Traditional distribution networks often involve multiple handling stages, from receiving goods to storing, picking, and shipping. Of course, each handling step introduces the risk of errors, damages, and delays. Strategic cross docking, however, minimizes the need for extensive handling by swiftly transferring products from inbound to outbound vehicles, thereby reducing the likelihood of damages and errors that you’d find from going through traditional hub and spoke LTL or parcel networks.

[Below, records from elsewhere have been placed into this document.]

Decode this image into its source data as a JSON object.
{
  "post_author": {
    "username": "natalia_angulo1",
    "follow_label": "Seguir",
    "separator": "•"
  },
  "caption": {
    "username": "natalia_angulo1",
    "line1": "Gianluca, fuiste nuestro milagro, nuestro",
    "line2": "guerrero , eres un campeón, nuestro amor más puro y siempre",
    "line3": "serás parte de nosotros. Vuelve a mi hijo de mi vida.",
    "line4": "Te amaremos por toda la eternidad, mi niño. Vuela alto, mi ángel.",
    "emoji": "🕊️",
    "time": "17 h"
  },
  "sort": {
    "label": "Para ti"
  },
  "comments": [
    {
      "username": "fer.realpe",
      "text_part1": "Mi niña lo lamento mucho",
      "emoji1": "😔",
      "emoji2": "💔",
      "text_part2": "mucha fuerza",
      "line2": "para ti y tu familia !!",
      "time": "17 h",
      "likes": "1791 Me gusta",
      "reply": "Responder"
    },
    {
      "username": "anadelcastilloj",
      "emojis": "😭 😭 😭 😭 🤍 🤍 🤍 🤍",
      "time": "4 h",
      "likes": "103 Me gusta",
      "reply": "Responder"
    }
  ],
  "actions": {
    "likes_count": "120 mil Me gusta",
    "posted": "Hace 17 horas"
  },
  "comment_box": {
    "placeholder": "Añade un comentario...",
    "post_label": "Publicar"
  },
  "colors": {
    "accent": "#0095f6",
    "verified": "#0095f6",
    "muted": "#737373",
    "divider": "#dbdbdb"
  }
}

With newer cross-dock technology, brands can receive the same visibility into where their products are with multiple scan events.
The efficiency gained from reduced handling not only enhances the overall supply chain reliability but also lowers operational costs associated with labor, equipment maintenance, and facility space. This aspect makes cross-docking an attractive option for companies looking to optimize their logistics processes and remain cost-effective in an increasingly competitive market.
In conclusion, the growing popularity of cross-docking over the expansion of distribution or sortation centers is driven by its ability to offer more flexible fleets, access to the gig economy, improved inventory management, shortened delivery times, shared loads, and more efficient transitions. As companies continue to navigate the challenges of the modern supply chain, the adoption of cross-docking emerges as a strategic and forward-thinking solution, enabling businesses to stay agile, responsive, and competitive in an ever-evolving market.